Shameless Self-Promotion

  • I’m terrorizing your ear buds this month! I was on my friend Erin Conlon’s podcast This Is Not Advice, where we talked about my disdain for office jobs, why I don’t believe relationships should be hard work, and how my parents modeled the nomadic life for me.

  • I was also a guest on The Chicago Writers Podcast , with nicest guy alive Dan Finnen, to talk about why networking isn’t a dirty word, especially if you’re a writer.

Happy, Happy, Joy, Joy

Wherein I recommend a bunch of stuff, with some justification.

Podcast: How’s Work with Esther Perel. Yes, the sex therapist and relationship expert is now taking on the most toxic, dysfunctional partnership of all—work. Listen, I’m still reeling from the lack of gossip this pandemic has wrought and to hear petty workplace grievances is close to scratching that itch.

Newsletter: Housewives Institute Bulletin by Vulture’s Brian Moylan. As with most reality TV these days, you need to know what happens between seasons to fully understand the complexity of the Real Housewives of XXXX while it airs. I HAVE A PROBLEM, DON’T JUDGE ME.

Interwebs: PostScan Mail. Not because I think it’s the best virtual mailbox out there but because I’m still in awe that virtual mailbox services exist (and are a lifesaver at the moment.)

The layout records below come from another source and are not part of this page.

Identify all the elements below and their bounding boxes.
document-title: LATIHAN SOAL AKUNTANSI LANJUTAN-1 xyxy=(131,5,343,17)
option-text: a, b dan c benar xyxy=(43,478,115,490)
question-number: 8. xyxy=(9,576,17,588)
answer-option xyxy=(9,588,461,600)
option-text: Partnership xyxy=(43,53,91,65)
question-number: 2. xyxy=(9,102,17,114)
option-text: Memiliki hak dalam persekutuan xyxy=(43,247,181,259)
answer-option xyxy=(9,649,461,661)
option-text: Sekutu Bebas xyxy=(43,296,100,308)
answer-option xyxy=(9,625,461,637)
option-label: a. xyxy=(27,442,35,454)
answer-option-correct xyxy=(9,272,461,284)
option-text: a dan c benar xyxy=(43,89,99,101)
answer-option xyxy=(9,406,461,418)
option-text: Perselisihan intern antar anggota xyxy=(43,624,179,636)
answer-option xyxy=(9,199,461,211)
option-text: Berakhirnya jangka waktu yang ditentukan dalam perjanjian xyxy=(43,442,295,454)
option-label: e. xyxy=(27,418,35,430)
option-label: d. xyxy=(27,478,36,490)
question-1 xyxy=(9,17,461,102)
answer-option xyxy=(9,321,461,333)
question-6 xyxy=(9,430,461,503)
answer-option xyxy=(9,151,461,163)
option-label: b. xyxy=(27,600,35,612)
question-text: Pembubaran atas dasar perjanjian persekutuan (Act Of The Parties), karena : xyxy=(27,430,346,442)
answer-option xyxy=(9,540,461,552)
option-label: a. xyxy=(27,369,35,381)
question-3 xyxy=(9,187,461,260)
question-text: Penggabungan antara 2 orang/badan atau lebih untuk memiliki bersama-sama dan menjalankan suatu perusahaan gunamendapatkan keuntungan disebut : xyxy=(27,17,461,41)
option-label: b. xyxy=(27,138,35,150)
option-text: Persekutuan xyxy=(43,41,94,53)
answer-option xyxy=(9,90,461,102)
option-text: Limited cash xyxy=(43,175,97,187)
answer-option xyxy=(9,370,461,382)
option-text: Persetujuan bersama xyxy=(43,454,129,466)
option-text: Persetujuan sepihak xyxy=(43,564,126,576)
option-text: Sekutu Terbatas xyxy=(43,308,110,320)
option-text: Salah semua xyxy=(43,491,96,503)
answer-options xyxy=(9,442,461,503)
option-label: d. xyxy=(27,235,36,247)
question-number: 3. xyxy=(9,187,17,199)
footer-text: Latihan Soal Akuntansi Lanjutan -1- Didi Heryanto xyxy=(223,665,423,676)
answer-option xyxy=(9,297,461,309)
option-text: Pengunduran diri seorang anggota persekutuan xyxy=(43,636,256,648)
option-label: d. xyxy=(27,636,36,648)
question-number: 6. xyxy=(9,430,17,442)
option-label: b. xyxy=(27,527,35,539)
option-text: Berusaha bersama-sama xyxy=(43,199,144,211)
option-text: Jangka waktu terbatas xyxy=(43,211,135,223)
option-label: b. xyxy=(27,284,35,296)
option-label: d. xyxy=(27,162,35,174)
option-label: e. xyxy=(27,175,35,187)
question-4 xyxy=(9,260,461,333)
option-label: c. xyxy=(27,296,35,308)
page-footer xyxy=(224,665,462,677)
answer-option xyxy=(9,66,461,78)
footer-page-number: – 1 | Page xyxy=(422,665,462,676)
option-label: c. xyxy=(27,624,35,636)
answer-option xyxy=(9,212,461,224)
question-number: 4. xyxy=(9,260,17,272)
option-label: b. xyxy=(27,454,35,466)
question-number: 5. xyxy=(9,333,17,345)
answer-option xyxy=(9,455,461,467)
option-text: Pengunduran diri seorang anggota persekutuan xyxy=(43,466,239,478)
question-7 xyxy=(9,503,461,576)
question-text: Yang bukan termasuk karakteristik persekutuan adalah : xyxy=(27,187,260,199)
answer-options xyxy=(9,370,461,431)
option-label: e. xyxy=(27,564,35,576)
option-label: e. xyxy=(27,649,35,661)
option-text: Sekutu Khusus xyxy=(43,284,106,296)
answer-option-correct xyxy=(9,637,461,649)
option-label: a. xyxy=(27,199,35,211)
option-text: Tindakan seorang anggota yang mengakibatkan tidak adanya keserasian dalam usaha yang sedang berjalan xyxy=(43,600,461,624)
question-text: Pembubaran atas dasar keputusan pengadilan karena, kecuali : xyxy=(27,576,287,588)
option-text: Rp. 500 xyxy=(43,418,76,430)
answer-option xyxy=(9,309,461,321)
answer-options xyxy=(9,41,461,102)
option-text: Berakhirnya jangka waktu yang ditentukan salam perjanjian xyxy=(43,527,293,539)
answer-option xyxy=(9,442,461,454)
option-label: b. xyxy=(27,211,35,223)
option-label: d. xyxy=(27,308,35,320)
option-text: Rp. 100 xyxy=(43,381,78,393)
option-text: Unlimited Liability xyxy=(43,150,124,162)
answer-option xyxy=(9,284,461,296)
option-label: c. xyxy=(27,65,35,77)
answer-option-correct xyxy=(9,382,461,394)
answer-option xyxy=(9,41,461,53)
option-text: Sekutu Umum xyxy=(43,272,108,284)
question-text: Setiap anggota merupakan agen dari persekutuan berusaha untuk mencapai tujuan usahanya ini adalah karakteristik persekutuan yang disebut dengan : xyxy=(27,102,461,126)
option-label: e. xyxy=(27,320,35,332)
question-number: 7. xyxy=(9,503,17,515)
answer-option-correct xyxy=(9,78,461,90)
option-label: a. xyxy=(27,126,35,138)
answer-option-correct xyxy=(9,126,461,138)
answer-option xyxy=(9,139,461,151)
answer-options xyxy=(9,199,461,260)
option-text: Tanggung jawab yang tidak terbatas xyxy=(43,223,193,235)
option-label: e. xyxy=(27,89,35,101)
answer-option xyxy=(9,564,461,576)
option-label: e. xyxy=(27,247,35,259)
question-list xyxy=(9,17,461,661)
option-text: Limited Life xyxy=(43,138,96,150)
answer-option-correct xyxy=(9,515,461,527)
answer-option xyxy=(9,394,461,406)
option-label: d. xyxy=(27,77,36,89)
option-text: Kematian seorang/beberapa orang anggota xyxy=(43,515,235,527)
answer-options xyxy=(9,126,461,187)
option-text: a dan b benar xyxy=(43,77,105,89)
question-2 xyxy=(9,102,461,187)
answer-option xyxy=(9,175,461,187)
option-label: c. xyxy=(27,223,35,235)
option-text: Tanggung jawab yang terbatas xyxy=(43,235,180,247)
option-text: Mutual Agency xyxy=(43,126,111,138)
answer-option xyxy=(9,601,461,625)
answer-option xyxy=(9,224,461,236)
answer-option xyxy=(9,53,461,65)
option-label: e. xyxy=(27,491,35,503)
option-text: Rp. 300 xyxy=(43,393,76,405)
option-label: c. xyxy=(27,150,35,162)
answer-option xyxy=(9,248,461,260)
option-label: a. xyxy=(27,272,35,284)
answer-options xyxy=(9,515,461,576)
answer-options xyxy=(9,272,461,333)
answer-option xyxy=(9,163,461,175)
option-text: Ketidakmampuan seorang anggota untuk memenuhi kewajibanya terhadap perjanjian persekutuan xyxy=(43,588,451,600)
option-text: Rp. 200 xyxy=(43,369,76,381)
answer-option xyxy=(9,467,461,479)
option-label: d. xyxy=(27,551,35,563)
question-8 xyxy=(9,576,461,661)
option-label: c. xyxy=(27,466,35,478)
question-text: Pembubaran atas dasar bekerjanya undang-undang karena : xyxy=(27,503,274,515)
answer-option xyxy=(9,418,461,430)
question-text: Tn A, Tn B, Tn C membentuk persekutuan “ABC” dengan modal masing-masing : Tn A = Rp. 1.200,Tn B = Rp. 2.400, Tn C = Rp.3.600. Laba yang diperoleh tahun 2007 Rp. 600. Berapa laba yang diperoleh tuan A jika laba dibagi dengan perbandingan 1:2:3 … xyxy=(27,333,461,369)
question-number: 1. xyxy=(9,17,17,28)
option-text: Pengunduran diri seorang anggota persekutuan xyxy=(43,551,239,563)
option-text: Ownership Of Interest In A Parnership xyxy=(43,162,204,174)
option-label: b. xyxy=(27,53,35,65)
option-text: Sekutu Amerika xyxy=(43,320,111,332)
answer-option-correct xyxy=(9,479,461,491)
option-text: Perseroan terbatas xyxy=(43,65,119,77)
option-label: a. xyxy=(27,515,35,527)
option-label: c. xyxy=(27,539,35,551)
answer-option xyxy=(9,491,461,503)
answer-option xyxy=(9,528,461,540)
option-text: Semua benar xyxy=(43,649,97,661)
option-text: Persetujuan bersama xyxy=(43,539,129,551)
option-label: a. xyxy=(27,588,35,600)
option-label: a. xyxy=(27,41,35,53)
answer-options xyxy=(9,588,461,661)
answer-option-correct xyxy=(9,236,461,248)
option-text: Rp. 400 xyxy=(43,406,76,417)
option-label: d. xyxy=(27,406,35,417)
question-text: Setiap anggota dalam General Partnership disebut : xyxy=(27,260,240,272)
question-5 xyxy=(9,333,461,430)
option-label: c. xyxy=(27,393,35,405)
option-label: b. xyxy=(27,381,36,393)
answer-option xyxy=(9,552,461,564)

Feel Good Org: Cajun Navy Relief. Help local volunteers in NOLA rescue people in dangerous conditions and bring others much needed supplies, while the city waits weeks to get power back up.

Books for Fun: Made for Love by Alissa Nutting, which I think was turned into a TV show too? In any case, definitely for you if you’re into absurdist humor and critiques of Silicon Valley tech gods.

Books for Writing: Digital Minimalism: Choosing a Focused Life in a Noisy World. Yeah, I’m really into this whole lets-reduce-our-time-spent-online thing.